Этим ливнем воспользовался и я. Намылившись с ног до головы, я добрых минут пятнадцать носился по поляне с растелешенной братвою в молоденьком дубнячке. Чем-то мы в эти минуты напоминали детей, которых долго держали на карантине, а потом выпустили на солнечную поляну: кувыркались, давали босыми ногами друг другу «пендалей» под белые, много лет не видавшие солнца ягодицы. Хоть и говорят в народе, что нет худа без добра, но бывает и наоборот. За хвост добра иногда цепляется незримо худо. Случилось так на этот раз и у меня — наперекор пословице. Помылся и освежился — это хорошо. А вот по недогляду (не спрятал обмундирование под брезент) насквозь промочил гимнастерку и брюки. А в нагрудном кармане гимнастерки лежали все мои документы: комсомольский билет, красноармейская книжка (а в ней — рекомендация парторга) и чистенькая тряпица, в которую был завернут подарок бабки Василисы — маленькая иконка с ликом Георгия Победоносца.

Эта иконка беспокоила меня с того самого дня, когда мы дали залп по городу. Расставшись с бабкой Василисой, я развернул тряпицу и понял, почему она так воровато и украдкой поглядывала на командиров, когда передавала нам аккуратно завязанные узелки.

Еще тогда был у меня разговор об этих иконках с сержантом Вахрушевым. Когда я выразил свое беспокойство и намекнул, что их не мешало бы выбросить, он посмотрел на меня долго-долго, словно пытаясь донырнуть своими мыслями до самого дна моей души и еще раз взвесить, что я за человек.

— Ты это серьезно? — спросил он, и в самом этом вопросе, в его тоне, во взгляде я уже прочитал и почувствовал, что он свою иконку никогда не выбросит.

— Да нет… — замялся я. — Я просто решил посоветоваться. Как ты, так и я.

— Я свою не выброшу. Я сохраню ее как память о бабке Василисе.

То же самое сделал и я. Как была она в чистенькой тряпице, так и носил я ее, не разворачивая. А потом даже забыл о ней. А вот сегодня, в день ливневой купели, вспомнил.

Уйдя метров на триста в лес от наших машин, я облюбовал в густом дубняке поляну и догола разделся. Мокрое обмундирование развесил на голых сучьях высохшей рябины, а документы разложил на разлапистых листьях лопуха, который каким-то чудом вырос в лесу. Ливень подмочил комсомольский билет (хорошо, что он заполнен был пять лет назад особыми, не поддающимися воде чернилами), красноармейскую книжку, на рекомендации парторга буквы кое-где расплылись, последние письма из дома тоже тронула сырость.

Тряпицу, в которую был завернут подарок бабки Василисы, также промочило, а сама иконка была чистенькая и лощеная, как игральная карта, только что вытащенная из новой колоды. И я ее положил на листок лопуха в один рядок с документами.

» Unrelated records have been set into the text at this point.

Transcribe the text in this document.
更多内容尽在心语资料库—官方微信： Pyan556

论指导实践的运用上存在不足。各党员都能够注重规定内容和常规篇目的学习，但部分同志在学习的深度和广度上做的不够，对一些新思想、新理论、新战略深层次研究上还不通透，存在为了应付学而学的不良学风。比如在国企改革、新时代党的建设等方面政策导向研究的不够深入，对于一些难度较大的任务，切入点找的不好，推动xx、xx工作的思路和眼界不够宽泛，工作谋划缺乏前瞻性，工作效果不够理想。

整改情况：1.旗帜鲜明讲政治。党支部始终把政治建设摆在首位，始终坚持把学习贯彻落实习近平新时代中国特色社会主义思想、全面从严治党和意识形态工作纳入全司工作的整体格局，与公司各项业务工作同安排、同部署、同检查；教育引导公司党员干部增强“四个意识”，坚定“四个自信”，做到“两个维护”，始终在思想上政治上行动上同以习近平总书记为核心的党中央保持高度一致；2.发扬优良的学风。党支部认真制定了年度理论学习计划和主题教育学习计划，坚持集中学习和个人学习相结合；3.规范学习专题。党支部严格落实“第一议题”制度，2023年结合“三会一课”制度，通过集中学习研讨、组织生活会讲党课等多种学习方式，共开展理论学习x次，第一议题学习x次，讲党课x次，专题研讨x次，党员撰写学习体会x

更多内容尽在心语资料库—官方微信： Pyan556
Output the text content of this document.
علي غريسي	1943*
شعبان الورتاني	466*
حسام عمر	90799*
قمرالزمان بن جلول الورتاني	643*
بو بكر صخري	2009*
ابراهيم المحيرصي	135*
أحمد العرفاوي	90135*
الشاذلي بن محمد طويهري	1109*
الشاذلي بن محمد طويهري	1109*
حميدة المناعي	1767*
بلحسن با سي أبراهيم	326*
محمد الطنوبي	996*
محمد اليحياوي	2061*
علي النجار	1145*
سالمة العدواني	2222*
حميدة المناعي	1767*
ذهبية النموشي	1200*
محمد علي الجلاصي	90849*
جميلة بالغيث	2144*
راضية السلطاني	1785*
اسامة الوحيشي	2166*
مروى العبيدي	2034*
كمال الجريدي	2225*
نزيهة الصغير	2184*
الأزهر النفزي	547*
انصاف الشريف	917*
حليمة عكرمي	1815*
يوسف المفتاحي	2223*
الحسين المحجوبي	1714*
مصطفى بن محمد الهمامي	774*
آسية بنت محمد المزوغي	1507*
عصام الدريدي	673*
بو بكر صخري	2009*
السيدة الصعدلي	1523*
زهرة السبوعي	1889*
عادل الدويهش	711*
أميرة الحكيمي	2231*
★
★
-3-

Оставшись наедине с природой, которая после благотворного ливня вся сочно зазеленела и заискрилась звездочками еще не высохших капель на широких листьях дубков, я прилег на траву вниз лицом, раскинул широко руки и, испытывая давно забытые ощущения отрешенности и блаженства, незаметно для себя уснул. Долго ли, мало ли я спал, но, почувствовав на своем плече что-то твердое, проснулся. Первую секунду не мог понять: где я, что со мной?.. Понял только, что я совершенно голый лежу на траве. А когда поднял голову, увидел перед собой разложенные на лопухах документы, письма и иконку с тряпицей рядом и резко повернулся на чей-то кашель, то весь захолонул. Надо мной стоял наш парторг.

Пока он ничего не говорил. Он терпеливо дождался, когда я натяну кальсоны, брюки, еще не совсем высохшую нательную рубаху, обуюсь…

Видя, что руки мои дрожат и что сам я весь не свой (как на грех, иконка с ликом Георгия Победоносца лежала между комсомольским билетом и рекомендацией в партию), парторг спокойно, как будто все идет своим чередом, сказал:

— Чего ты торопишься? Боевой тревоги пока нет. Личный состав батареи отдыхает. Просушись хорошенько. Чего сырые брюки-то напяливать?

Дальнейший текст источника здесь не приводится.